Bayesian estimation of intervention effect with pre- and post-misclassified binomial data.

We consider studies in which an enrolled subject tests positive on a fallible test. After an intervention, disease status is re-diagnosed with the same fallible instrument. Potential misclassification in the diagnostic test causes regression to the mean that biases inferences about the true intervention effect. The existing likelihood approach suffers in situations where either sensitivity or specificity is near 1. In such cases, common in many diagnostic tests, confidence interval coverage can often be below nominal for the likelihood approach. Another potential drawback of the maximum likelihood estimator (MLE) method is that it requires validation data to eliminate identification problems. We propose a Bayesian approach that offers improved performance in general, but substantially better performance than the MLE method in the realistic case of a highly accurate diagnostic test.
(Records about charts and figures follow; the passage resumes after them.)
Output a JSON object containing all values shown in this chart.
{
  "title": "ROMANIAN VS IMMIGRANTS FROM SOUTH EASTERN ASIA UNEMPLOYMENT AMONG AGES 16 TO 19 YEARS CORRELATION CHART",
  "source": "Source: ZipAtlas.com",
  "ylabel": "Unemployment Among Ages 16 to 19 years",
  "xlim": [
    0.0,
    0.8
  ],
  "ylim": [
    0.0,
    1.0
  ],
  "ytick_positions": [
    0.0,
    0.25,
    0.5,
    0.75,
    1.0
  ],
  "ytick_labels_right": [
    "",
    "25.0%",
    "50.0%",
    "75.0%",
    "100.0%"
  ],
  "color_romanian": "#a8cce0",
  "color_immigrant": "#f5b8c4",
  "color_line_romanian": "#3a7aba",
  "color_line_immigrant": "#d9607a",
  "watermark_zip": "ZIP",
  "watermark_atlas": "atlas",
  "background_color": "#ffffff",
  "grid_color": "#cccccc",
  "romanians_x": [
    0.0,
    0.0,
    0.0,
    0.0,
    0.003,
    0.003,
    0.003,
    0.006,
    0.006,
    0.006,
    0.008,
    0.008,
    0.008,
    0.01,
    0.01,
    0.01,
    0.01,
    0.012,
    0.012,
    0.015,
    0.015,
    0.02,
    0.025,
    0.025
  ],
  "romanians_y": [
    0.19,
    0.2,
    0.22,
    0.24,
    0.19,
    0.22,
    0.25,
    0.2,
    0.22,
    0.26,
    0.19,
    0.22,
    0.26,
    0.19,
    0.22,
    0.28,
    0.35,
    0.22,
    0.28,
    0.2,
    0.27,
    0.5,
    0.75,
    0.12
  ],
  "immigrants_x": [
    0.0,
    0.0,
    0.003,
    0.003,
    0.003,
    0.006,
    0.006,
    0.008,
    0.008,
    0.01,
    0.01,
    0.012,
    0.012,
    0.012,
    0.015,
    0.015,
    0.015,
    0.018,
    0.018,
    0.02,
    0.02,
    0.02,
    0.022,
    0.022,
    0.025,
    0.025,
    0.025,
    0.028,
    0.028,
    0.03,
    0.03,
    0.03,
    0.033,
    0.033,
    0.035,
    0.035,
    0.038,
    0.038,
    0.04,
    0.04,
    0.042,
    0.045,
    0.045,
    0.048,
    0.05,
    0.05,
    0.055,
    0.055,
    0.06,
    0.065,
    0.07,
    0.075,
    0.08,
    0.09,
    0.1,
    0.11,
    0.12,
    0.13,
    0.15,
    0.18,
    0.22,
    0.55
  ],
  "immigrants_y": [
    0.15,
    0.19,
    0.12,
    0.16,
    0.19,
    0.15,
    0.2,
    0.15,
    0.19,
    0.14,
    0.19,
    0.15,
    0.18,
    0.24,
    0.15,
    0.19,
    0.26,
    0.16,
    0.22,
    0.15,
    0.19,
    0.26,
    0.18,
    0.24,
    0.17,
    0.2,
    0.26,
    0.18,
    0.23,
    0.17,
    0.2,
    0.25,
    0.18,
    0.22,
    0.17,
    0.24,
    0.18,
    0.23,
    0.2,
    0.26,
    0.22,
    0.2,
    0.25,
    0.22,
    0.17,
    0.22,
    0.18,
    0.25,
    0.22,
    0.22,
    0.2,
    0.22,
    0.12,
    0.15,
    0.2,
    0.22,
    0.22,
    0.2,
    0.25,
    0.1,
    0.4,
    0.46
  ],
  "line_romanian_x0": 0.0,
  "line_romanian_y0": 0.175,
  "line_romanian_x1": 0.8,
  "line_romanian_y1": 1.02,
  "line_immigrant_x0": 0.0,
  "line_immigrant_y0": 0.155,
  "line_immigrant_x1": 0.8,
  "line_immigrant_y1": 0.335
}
We obtain this superior performance using no more information than that employed in the likelihood method. Our approach is also more flexible, doing without validation data if necessary, but accommodating multiple sources of information, if available, thereby systematically eliminating identification problems. We show via a simulation study that our Bayesian approach outperforms the MLE method, especially when the diagnostic test has high sensitivity, specificity, or both. We also consider a real data example for which the diagnostic test specificity is close to 1 (false positive probability close to 0).